A new strategy for simultaneous photoluminescence and thermal energy storage/release: Microencapsulated phase change materials via nano-Y₂O₃ modified PW@CaCO₃

A multifunctional microencapsulated phase change material (PW@CaCO3/Y2O3) with both photoluminescence and thermal energy storage/release properties has been prepared by in situ polymerization. The material is based on the phase change material paraffin wax (PW) as its core, and the highly thermally conductive inorganic material CaCO3 is selected as the shell material to which a nano-Y2O3 material is attached. Five samples with different amounts of nano-Y2O3 incorporated in the shell are prepared.

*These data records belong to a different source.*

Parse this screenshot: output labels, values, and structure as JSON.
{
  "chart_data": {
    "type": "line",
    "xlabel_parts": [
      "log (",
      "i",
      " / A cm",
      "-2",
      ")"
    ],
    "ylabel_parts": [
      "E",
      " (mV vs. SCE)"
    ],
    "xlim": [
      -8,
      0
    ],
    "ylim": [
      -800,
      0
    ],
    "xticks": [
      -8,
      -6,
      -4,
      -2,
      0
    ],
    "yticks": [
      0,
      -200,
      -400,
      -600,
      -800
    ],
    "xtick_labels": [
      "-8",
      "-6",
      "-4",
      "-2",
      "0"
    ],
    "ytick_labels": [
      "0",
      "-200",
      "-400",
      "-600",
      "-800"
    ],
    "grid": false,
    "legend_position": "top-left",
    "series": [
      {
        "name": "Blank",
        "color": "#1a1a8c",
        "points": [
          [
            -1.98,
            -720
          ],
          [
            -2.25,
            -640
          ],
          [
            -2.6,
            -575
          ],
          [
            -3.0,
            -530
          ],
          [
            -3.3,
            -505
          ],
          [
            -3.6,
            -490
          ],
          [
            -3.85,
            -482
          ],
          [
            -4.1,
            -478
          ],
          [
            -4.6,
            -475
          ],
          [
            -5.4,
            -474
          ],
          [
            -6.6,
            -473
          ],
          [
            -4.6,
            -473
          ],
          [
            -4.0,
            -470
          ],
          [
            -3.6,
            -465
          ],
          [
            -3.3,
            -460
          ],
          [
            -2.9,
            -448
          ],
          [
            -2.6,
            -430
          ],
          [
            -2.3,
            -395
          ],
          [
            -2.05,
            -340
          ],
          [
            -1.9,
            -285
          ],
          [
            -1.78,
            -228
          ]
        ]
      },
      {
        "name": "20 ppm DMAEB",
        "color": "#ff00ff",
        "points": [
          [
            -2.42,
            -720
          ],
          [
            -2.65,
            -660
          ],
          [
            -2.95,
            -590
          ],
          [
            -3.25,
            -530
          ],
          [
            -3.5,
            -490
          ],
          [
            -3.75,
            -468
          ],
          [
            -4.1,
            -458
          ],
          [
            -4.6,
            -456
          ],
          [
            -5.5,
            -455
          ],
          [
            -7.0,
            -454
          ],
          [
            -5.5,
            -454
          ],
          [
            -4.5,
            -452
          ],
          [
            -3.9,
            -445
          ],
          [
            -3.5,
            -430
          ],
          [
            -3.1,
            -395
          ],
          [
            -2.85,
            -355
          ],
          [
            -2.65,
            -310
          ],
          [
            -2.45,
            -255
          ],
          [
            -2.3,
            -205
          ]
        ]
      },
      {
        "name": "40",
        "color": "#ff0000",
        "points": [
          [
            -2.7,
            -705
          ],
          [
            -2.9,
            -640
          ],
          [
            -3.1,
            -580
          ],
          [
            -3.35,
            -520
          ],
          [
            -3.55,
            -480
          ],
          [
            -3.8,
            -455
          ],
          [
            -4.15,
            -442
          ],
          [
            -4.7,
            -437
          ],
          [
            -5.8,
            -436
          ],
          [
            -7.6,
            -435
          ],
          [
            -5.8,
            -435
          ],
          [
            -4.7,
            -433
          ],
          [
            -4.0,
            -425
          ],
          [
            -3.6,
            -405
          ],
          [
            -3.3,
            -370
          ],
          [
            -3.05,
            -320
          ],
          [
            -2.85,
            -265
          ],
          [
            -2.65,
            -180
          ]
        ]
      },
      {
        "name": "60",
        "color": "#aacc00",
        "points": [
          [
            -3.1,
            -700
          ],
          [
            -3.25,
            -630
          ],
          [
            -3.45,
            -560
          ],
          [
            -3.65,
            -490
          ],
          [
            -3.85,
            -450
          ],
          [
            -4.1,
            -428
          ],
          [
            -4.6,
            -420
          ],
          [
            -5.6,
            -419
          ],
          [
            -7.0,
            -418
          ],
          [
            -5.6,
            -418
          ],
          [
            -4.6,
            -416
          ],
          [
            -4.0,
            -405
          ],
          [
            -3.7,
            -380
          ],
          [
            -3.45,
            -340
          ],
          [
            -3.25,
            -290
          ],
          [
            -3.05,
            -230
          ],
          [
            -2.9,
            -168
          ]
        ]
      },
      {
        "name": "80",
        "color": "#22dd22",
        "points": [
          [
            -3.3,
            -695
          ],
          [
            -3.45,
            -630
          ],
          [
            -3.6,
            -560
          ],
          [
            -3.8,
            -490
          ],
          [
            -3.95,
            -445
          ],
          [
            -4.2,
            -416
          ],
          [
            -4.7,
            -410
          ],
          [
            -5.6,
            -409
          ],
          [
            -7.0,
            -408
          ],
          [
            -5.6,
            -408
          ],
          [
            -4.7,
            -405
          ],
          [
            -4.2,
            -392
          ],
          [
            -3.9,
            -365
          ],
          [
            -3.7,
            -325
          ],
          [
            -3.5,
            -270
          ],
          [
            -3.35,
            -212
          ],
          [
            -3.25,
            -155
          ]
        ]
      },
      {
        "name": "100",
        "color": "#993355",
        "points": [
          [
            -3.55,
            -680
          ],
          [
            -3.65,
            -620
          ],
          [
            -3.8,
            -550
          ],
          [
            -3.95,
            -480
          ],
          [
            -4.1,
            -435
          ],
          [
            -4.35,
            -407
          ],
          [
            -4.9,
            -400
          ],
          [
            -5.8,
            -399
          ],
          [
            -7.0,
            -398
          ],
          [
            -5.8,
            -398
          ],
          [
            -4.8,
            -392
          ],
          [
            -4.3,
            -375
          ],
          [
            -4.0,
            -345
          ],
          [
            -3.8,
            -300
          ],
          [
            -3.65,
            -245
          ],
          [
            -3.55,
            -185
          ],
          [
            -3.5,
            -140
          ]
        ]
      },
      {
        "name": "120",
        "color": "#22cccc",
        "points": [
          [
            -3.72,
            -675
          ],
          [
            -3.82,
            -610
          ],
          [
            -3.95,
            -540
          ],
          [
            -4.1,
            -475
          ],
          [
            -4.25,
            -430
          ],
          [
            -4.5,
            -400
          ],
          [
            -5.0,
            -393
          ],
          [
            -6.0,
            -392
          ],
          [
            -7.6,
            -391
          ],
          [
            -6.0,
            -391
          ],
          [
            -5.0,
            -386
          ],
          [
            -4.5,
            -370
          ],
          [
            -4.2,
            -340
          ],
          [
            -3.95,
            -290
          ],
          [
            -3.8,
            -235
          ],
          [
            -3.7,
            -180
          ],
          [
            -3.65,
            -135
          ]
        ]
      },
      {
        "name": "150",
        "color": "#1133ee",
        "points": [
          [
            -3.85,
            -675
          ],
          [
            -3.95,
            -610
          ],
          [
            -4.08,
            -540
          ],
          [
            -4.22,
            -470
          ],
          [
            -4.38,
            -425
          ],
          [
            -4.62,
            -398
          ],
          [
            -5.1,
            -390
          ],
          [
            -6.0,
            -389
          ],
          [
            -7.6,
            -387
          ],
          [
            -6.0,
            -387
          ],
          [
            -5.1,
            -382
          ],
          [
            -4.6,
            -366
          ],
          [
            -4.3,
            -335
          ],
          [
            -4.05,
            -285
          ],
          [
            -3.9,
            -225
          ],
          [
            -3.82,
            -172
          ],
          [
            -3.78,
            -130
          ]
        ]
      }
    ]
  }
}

The microscopic morphology, chemical composition, crystal structure, thermal energy storage properties, thermal conductivity, thermal stability, as well as fluorescence spectra and intensities of the samples are experimentally measured and compared. The luminescence properties of nano-Y2O3 and the light enhancement phenomenon of microencapsulated phase change materials are also analyzed. The thermal properties are investigated, and it is found that the PC-Y3 sample (i.e., the mass ratio of PW:CaCO3:nano-Y2O3 is 100:100:3.0) exhibits the best thermal performance among the five samples with a melting enthalpy of (87.5 ± 2.5) J/g, an encapsulation efficiency of (61.9 ± 1.2)%, a thermal energy storage efficiency of (62.1 ± 1.5)%, an average specific heat capacity of (1.38 ± 0.21) kJ/(kg K) in solid phase (10–20 °C) and (1.46 ± 0.02) kJ/(kg K) in liquid phase (70–80 °C), and a thermal conductivity of (1.55 ± 0.01) W/(m K) in solid phase that is six times that of the solid PW. A study of the optical properties revealed that the microcapsules emitted blue light at an excitation wavelength of 290.0 ± 2.2 nm. The fluorescence intensity appeared to be enhanced with the addition of nano-Y2O3. This microencapsulated phase change material has potential applications in areas where synchronization of fluorescence and thermal modulation is required; for example, some specific fluorescent sensors that are very sensitive to heat should operate at a fixed low temperature.